Сергей едва не взревел. Одержимый вмиг прекратил смеяться и гримасничать. На диво постная мина появилась у него на лице и не покидала его в продолжение всей следующей учительской тирады:
— Ну, вот что, Аполлон Леонидович. Уж теперь-то я понял все! Кем там я Вам прихожусь, а? Правнуком? Ну-ну… И это Вы плавненько подводите меня к тому, что скоро моя очередь? А если я не захочу?! Я свободный гражданин свободной страны! У меня есть права! У меня есть обязанности! Я за детей отвечаю!.. Слушайте, Аполлон Леонидович, все это чушь…
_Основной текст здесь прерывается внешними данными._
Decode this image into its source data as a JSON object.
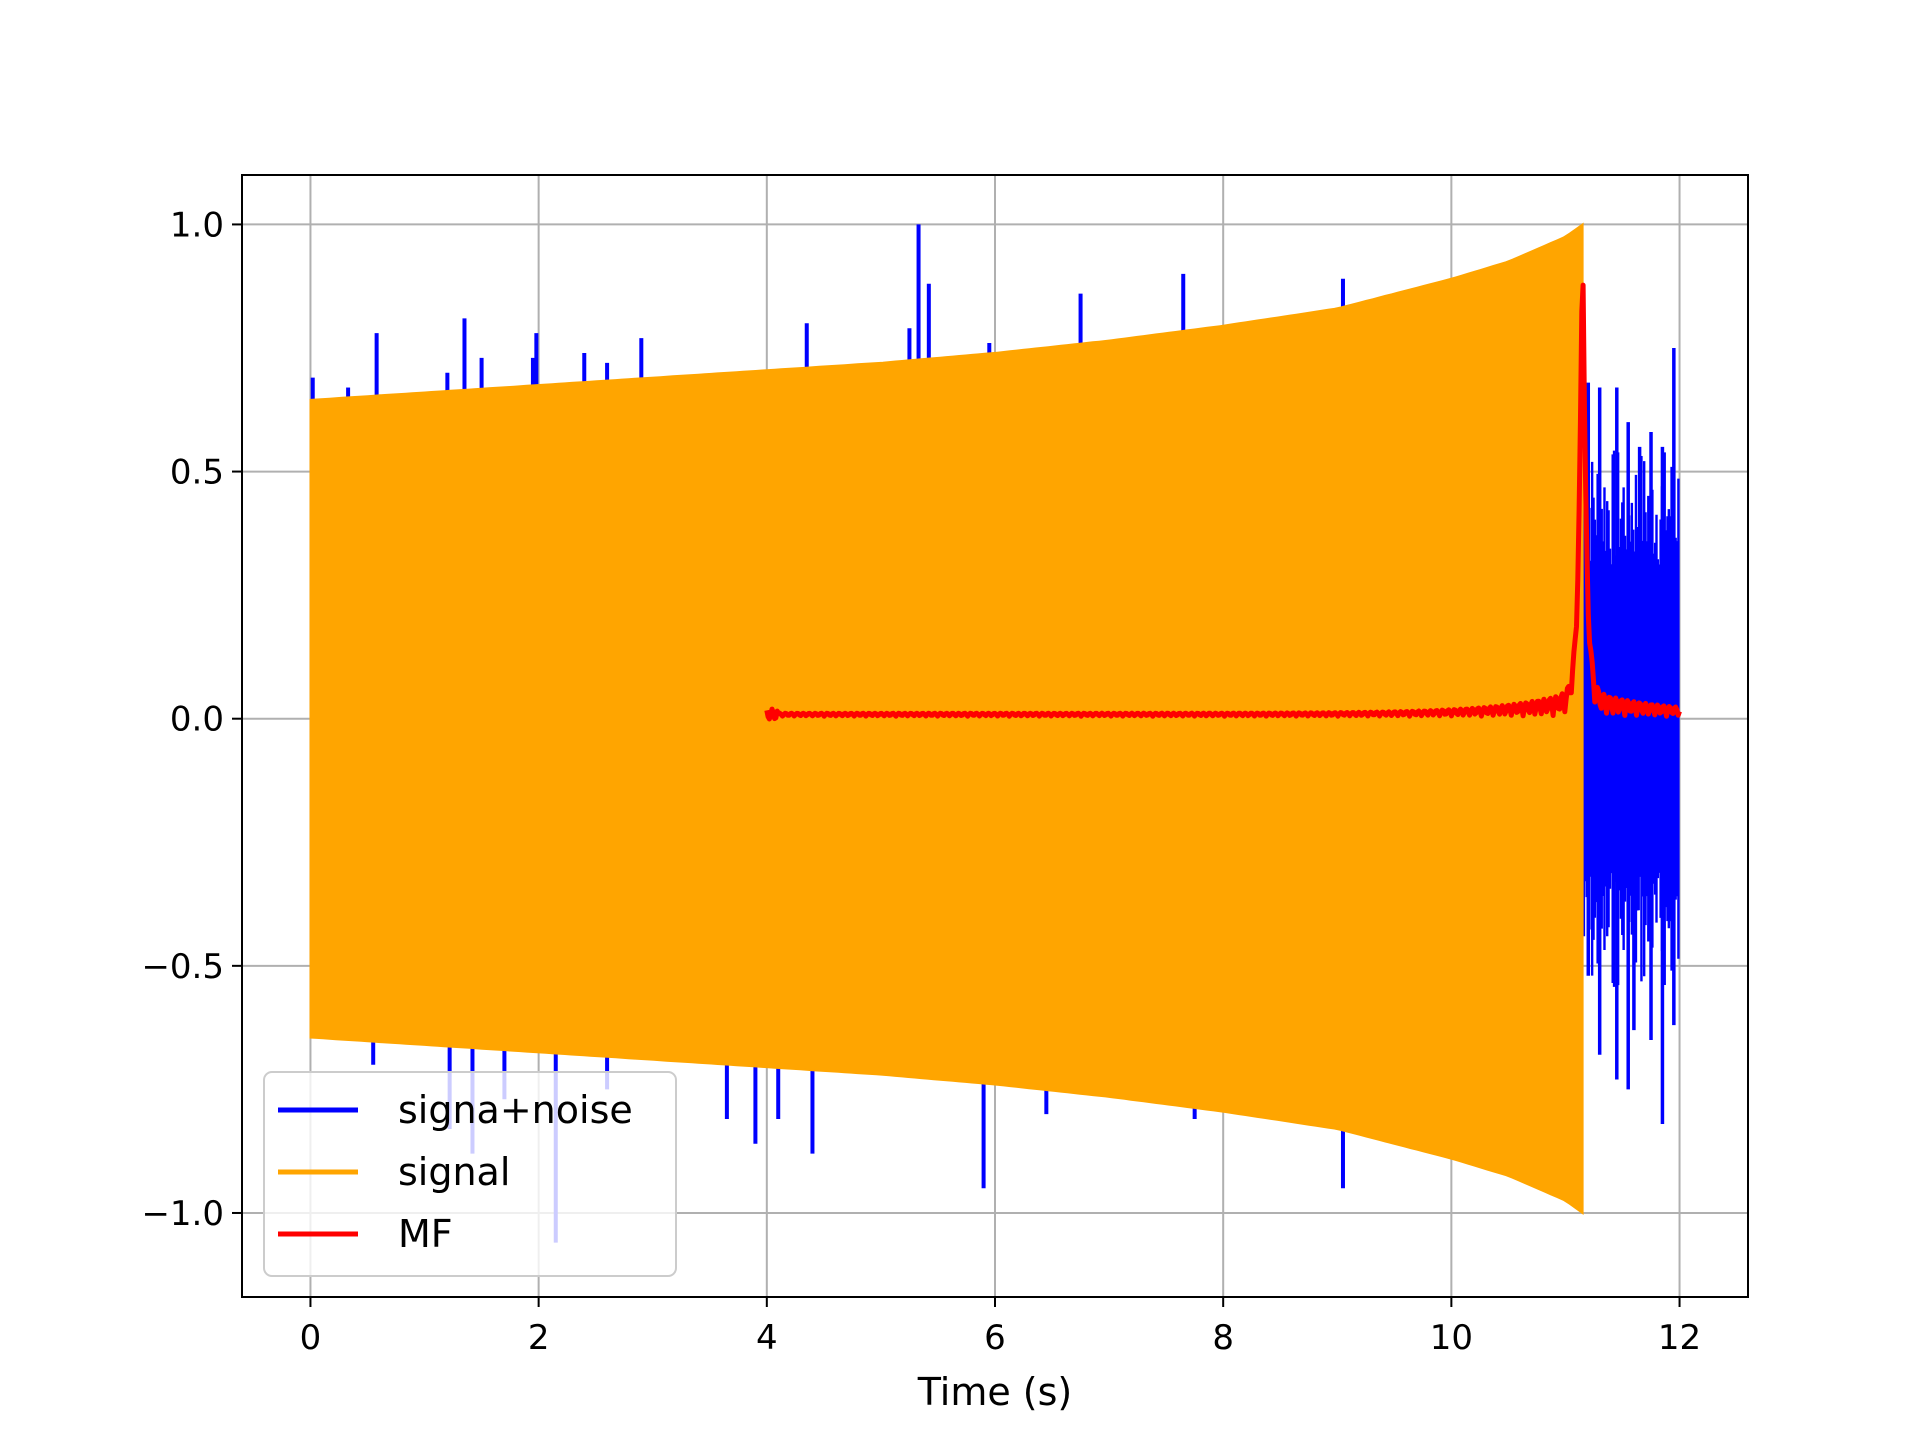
{
  "chart_data": {
    "type": "line",
    "title": "",
    "xlabel": "Time (s)",
    "ylabel": "",
    "xlim": [
      -0.6,
      12.6
    ],
    "ylim": [
      -1.17,
      1.1
    ],
    "x_ticks": [
      0,
      2,
      4,
      6,
      8,
      10,
      12
    ],
    "y_ticks": [
      1.0,
      0.5,
      0.0,
      -0.5,
      -1.0
    ],
    "x_tick_labels": [
      "0",
      "2",
      "4",
      "6",
      "8",
      "10",
      "12"
    ],
    "y_tick_labels": [
      "1.0",
      "0.5",
      "0.0",
      "−0.5",
      "−1.0"
    ],
    "grid": true,
    "legend_position": "lower-left",
    "series": [
      {
        "name": "signa+noise",
        "color": "#0000ff",
        "description_kind": "noisy chirp",
        "signal_span_s": [
          0,
          11.15
        ],
        "noise_only_span_s": [
          11.15,
          12.0
        ],
        "spikes": [
          [
            0.02,
            0.69
          ],
          [
            0.33,
            0.67
          ],
          [
            0.58,
            0.78
          ],
          [
            1.1,
            0.65
          ],
          [
            1.2,
            0.7
          ],
          [
            1.35,
            0.81
          ],
          [
            1.5,
            0.73
          ],
          [
            1.65,
            0.67
          ],
          [
            1.95,
            0.73
          ],
          [
            1.98,
            0.78
          ],
          [
            2.4,
            0.74
          ],
          [
            2.6,
            0.72
          ],
          [
            2.9,
            0.77
          ],
          [
            3.65,
            0.7
          ],
          [
            4.35,
            0.8
          ],
          [
            5.25,
            0.79
          ],
          [
            5.33,
            1.0
          ],
          [
            5.42,
            0.88
          ],
          [
            5.95,
            0.76
          ],
          [
            6.75,
            0.86
          ],
          [
            7.65,
            0.9
          ],
          [
            9.05,
            0.89
          ],
          [
            0.55,
            -0.7
          ],
          [
            1.22,
            -0.83
          ],
          [
            1.42,
            -0.88
          ],
          [
            1.7,
            -0.77
          ],
          [
            2.15,
            -1.06
          ],
          [
            2.6,
            -0.75
          ],
          [
            3.65,
            -0.81
          ],
          [
            3.9,
            -0.86
          ],
          [
            4.1,
            -0.81
          ],
          [
            4.4,
            -0.88
          ],
          [
            5.9,
            -0.95
          ],
          [
            6.45,
            -0.8
          ],
          [
            7.75,
            -0.81
          ],
          [
            9.05,
            -0.95
          ]
        ],
        "noise_tail_peaks": [
          [
            11.2,
            0.68
          ],
          [
            11.3,
            0.67
          ],
          [
            11.45,
            0.67
          ],
          [
            11.55,
            0.6
          ],
          [
            11.65,
            0.55
          ],
          [
            11.75,
            0.58
          ],
          [
            11.85,
            0.55
          ],
          [
            11.95,
            0.75
          ],
          [
            11.2,
            -0.52
          ],
          [
            11.3,
            -0.68
          ],
          [
            11.45,
            -0.73
          ],
          [
            11.55,
            -0.75
          ],
          [
            11.6,
            -0.63
          ],
          [
            11.75,
            -0.65
          ],
          [
            11.85,
            -0.82
          ],
          [
            11.95,
            -0.62
          ]
        ]
      },
      {
        "name": "signal",
        "color": "#ffa500",
        "envelope": {
          "t": [
            0,
            1,
            2,
            3,
            4,
            5,
            6,
            7,
            8,
            9,
            10,
            10.5,
            11,
            11.15
          ],
          "amp": [
            0.645,
            0.66,
            0.675,
            0.69,
            0.705,
            0.72,
            0.74,
            0.765,
            0.795,
            0.83,
            0.89,
            0.925,
            0.975,
            1.0
          ]
        }
      },
      {
        "name": "MF",
        "color": "#ff0000",
        "t_start": 4.0,
        "t_end": 12.0,
        "peak": [
          11.15,
          1.0
        ],
        "baseline": 0.005
      }
    ]
  }
}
— Не спорю, чушь — с тонкой переадресующей иронией проговорил Аполлон Леонардович, — но самое для тебя грустное в том, что ты веришь в эту чушь. «Свободный гражданин свободной страны»… Откуда эта пошлая цитата? Где ты видел свободных граждан и, тем более, свободные страны? Что ты вообще знаешь о свободе? Что ты вообще можешь говорить о свободе, ты, бедный мыслящий гвоздик? Вот ты кричишь о каких-то своих правах — а ведь у тебя, по сути, есть только одно подлинное право, которым ты никогда не воспользуешься: право умереть как угодно и когда угодно, в первую очередь быстро, безболезненно и не дожидаясь старости. Но нет! Ты будешь честно отбывать эту земную повинность до самого конца, пока не откажут почки и мозг, пока кишечник с мочевым пузырем не заявят свою полную свободу от гнета твоей воли. Ты добьешься того, что твое существование станет воистину невыносимым, ты будешь покорно страдать, год за годом попадая в тобою же расставленные некогда ловушки, будешь, как это у вас говорится, «мужественно нести свой крест»… При этом все так же разглагольствуя о свободе, правах и обязанностях и доводя окружающих тебя более молодых человеческих особей до вполне естественного бешенства!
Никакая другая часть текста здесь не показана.